The standards framework for the evolution of artificial intelligence (AI), in all its many applications, is necessarily established at European level. Despite recent legislation (AI Act) and efforts underway to expand and update it, it must be acknowledged that a single continental digital market has yet to be created. This, on its own, makes it impossible to accomplish the strategic goal of “digital sovereignty”. Moreover, competitiveness in this sector also calls for a strong presence in the hardware field (especially in microelectronics) to keep up with the rapid progress underway in AI. Another priority is to incentivize the adoption of AI systems by businesses, including small and medium-sized ones.
The fundamental criteria adopted by the EU for the regulation and orientation of AI development basically boils down to innovation, transparency and safety. A balanced approach is needed, yet that is hard to put into practice, given the rapid and exponential evolution of some technologies and their need for constant monitoring, adjustment and updating.
The EU is the largest digital market in the world, despite its less than prominent representation among the sector’s leaders. This is due at least in part to the fact that the major players thus far are the same ones (for the most part US-owned) that developed the digital ecosystem of the internet, where they have maintained a dominant role. Successfully closing the gap calls for a combination of public and private investments, in addition to transatlantic agreements – possibly in the context of the G7 – to create an international environment favorable to the entry and growth of new companies.

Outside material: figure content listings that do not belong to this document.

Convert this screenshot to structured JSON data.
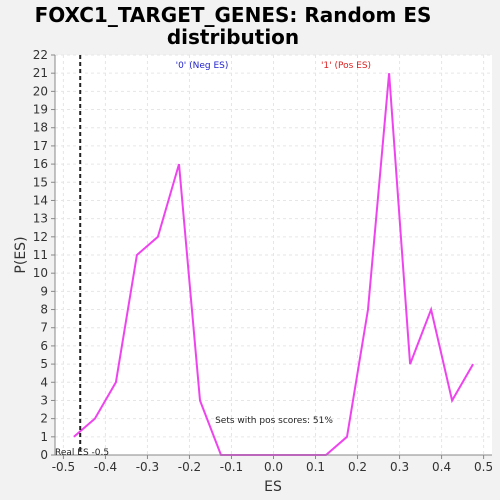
{
  "chart_data": {
    "type": "line",
    "title_line1": "FOXC1_TARGET_GENES: Random ES",
    "title_line2": "distribution",
    "xlabel": "ES",
    "ylabel": "P(ES)",
    "xlim": [
      -0.52,
      0.52
    ],
    "ylim": [
      0,
      22
    ],
    "xticks": [
      "-0.5",
      "-0.4",
      "-0.3",
      "-0.2",
      "-0.1",
      "0.0",
      "0.1",
      "0.2",
      "0.3",
      "0.4",
      "0.5"
    ],
    "xtick_values": [
      -0.5,
      -0.4,
      -0.3,
      -0.2,
      -0.1,
      0.0,
      0.1,
      0.2,
      0.3,
      0.4,
      0.5
    ],
    "yticks": [
      "0",
      "1",
      "2",
      "3",
      "4",
      "5",
      "6",
      "7",
      "8",
      "9",
      "10",
      "11",
      "12",
      "13",
      "14",
      "15",
      "16",
      "17",
      "18",
      "19",
      "20",
      "21",
      "22"
    ],
    "ytick_values": [
      0,
      1,
      2,
      3,
      4,
      5,
      6,
      7,
      8,
      9,
      10,
      11,
      12,
      13,
      14,
      15,
      16,
      17,
      18,
      19,
      20,
      21,
      22
    ],
    "grid": true,
    "series": [
      {
        "color": "#ee44ee",
        "x": [
          -0.475,
          -0.425,
          -0.375,
          -0.325,
          -0.275,
          -0.225,
          -0.175,
          -0.125,
          -0.075,
          -0.025,
          0.025,
          0.075,
          0.125,
          0.175,
          0.225,
          0.275,
          0.325,
          0.375,
          0.425,
          0.475
        ],
        "y": [
          1,
          2,
          4,
          11,
          12,
          16,
          3,
          0,
          0,
          0,
          0,
          0,
          0,
          1,
          8,
          21,
          5,
          8,
          3,
          5
        ]
      }
    ],
    "real_es": {
      "x": -0.46,
      "label": "Real ES -0.5"
    },
    "annotations": {
      "neg": {
        "text": "'0' (Neg ES)",
        "color": "#2222cc"
      },
      "pos": {
        "text": "'1' (Pos ES)",
        "color": "#dd2222"
      },
      "pos_scores": "Sets with pos scores: 51%"
    }
  }
}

The speed of the changes imposed by these technologies is, in any case, both an intellectual and cultural as well as organizational challenge; moreover, it necessitates intervention at the level of education and training in order to make it possible for users to move safely in more advanced digital environments. Guiding the disruptive introduction of AI calls for training. This must naturally begin at the compulsory school level in order to provide the general knowledge base and simple tools necessary to at least contain the risks associated with the technology’s use and facilitate widespread digital literacy.
Another emerging aspect of this unwieldy management has to do with the massive amounts of energy required by the most advanced digital networks. The issue calls for addressing the relationship between digital technology and the environment, with a view to making technologies and use methods more sustainable from every standpoint.
At the same time, the business world is warning that regulatory uncertainty is an obstacle to the adoption of AI, especially by small and medium-sized enterprises; even for larger ones, an excess of legal requirements can lead to considerable additional costs. Some observers point to proportionality as a means for avoiding this problem, i.e., ensuring that legal compliance is compatible with the process or product being regulated.
The basic underlying problem here is the relationship between governments and “big tech”; in other words, the interweave of strategic political leadership decisions and the legitimate interests of the major corporations that end up defining even the context of competition between global powers, with inevitable repercussions on security and conflicts (ongoing or potential).
From a strictly military standpoint, the true leap of quality regards the diffusion of autonomous systems and software capable of gathering enormous amounts of data (even encrypted) and of disseminating them for the purpose of damaging an adversary. These two factors are actually capable of triggering a paradigm shift in strategic competition, and pose a specific threat to liberal democratic governments and open societies due to their reluctance to discount the human factor in the use of weapons. It is therefore necessary to strike a delicate balance between weapons system efficacy and their safety in terms of human control.
After all, both domestic and international security needs necessitate the adoption of a holistic approach to the many implications of AI: law and ethics – in as much as these are cultural creations inseparable from impulse as well as from rationality – will therefore be an integral part of the management of new technologies.